This will only be a brief entry, but it's a subject which I'm truly fascinated about so at some point in the future I may delve further (for this week I've only done the bare minimum of research).
The origin of this idea came when I had a brief course in psychology back at university. Some of the work I did was an essay about experiments done on split brain patients*. That is people who, due to epilepsy, had the connection between the two halves of their brain severed.
In the experiments a different image is presented to each eye of the patient, they are then asked to point to one of a set of images in front of them which they associate with what they're seeing. What happens is that the left hand points to an image connected to what the left eye is seeing and the same for the right hand **. That is, if the left eye sees a car, the left hand will point to a wheel, and if they right eye sees a desk the right hand will point to a computer. This is because each half of the brain is only connected to one eye. The point is that these two halves of the brain, although they can no long communicate with one another, are still both operating as separate entities. It's as though they are two full people in this one body.
That's fascinating enough, but the experiment which really got me was when the left brain (which deals with all of our language) was asked to explain why the right brain had pointed at something. The example given below (* under the section 'false memories') is that the left brain saw a chicken's foot, so pointed to a chicken, and the right brain saw a snowstorm, so pointed to a shovel. Obviously, with no communication, the left brain has no idea what caused the other hand to point at a shovel, but when questioned the subjects would confidently explain that it was to clear out the chicken coop. They would completely believe this reasoning, providing similar examples in other tests. Whenever I read about it in the literature this seems to be treated like an afterthought, a fun little trick which they caught the brain playing on itself, but to me it seems huge.
I've always been a little suspicious of my brain and of the reasons I give for doing things. Here is evidence that, even if we have a decent sounding reason for an action, we may actually not know the real explanation behind it at all.
I realise that most people are pretty confident that, when they take some action, they know why they took it. This may all sound like hand waving rubbish to you, but just for a moment entertain the possibility that it isn't so certain.
There are often times when I will look around as I walk along the street and, finding I have looked around, I will think to myself that the reason I did so was to look at that pretty lady who just walked past. Upon careful examination, if I'm particularly awake, sometimes I catch the fact that I didn't even notice the lady until after I'd turned around. I really looked around because I saw a flash of colour, or because I thought I saw an old friend, or some other reason which is no longer retrievable from the ether.
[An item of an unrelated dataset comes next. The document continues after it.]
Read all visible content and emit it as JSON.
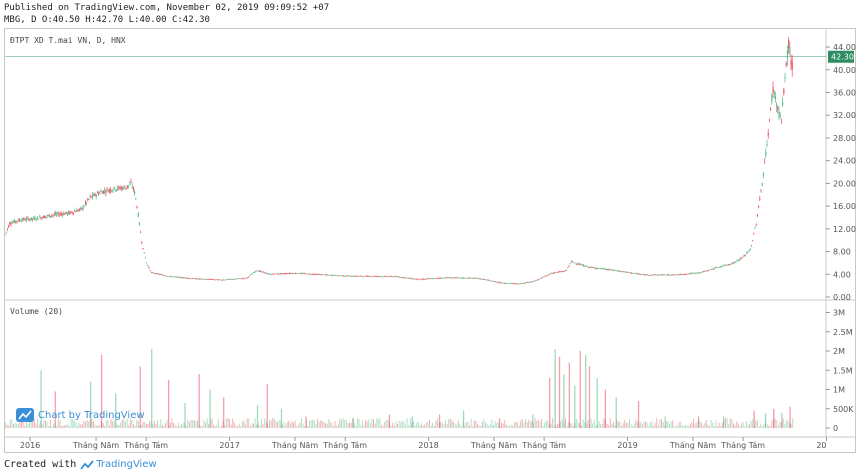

However, in my internal narrative I came up with an explanation for the action after it happened, using the information available to me at the time (just as the split brain patients do).
I used to ponder this idea a lot, thinking about the possibility that perhaps we all live just a split second after the moment. That we are simply observers of our actions who come up with explanations for our actions after the fact.
Clearly this isn't always the case. After all there are certainly times in conversation where I consciously stop myself from saying something, realising that it would offend or upset the person I'm talking to. However it is noticeable, to me at least, that when I'm policing my thoughts like this my repartee is noticeably more stilted and awkward. The times when I'm really enjoying myself and connecting with someone else are precisely the times when I'm not thinking about what I'm saying, when the words come out long before the thoughts which follow.
That is why, nowadays, I tend to think in terms of a thinking brain and a flowing one. The flowing one, like a carefree person, can enter any situation and speak or act easily without worrying, until something knocks the thinking brain into action. However, all my greatest thoughts and achievements came about as a collaboration. Without the thinking brain the flowing one wouldn't ever get anything done.
I suppose nowadays I wonder more about what the right balance is between the two and how to more accurately call upon each brain as and when I have need of it.
* [http://www.utdallas.edu/~otoole/CGS2301_S09/7_split_brain.pdf is a pretty decent round up of a lot of this research. There is much much more, but that will have to wait for a later entry]
**[confusingly, the left brain is actually in control of the right eye/hand and vice versa because of the way the brain is wired. I'm going to mostly gloss over this here, because although interesting it's not really relevant.]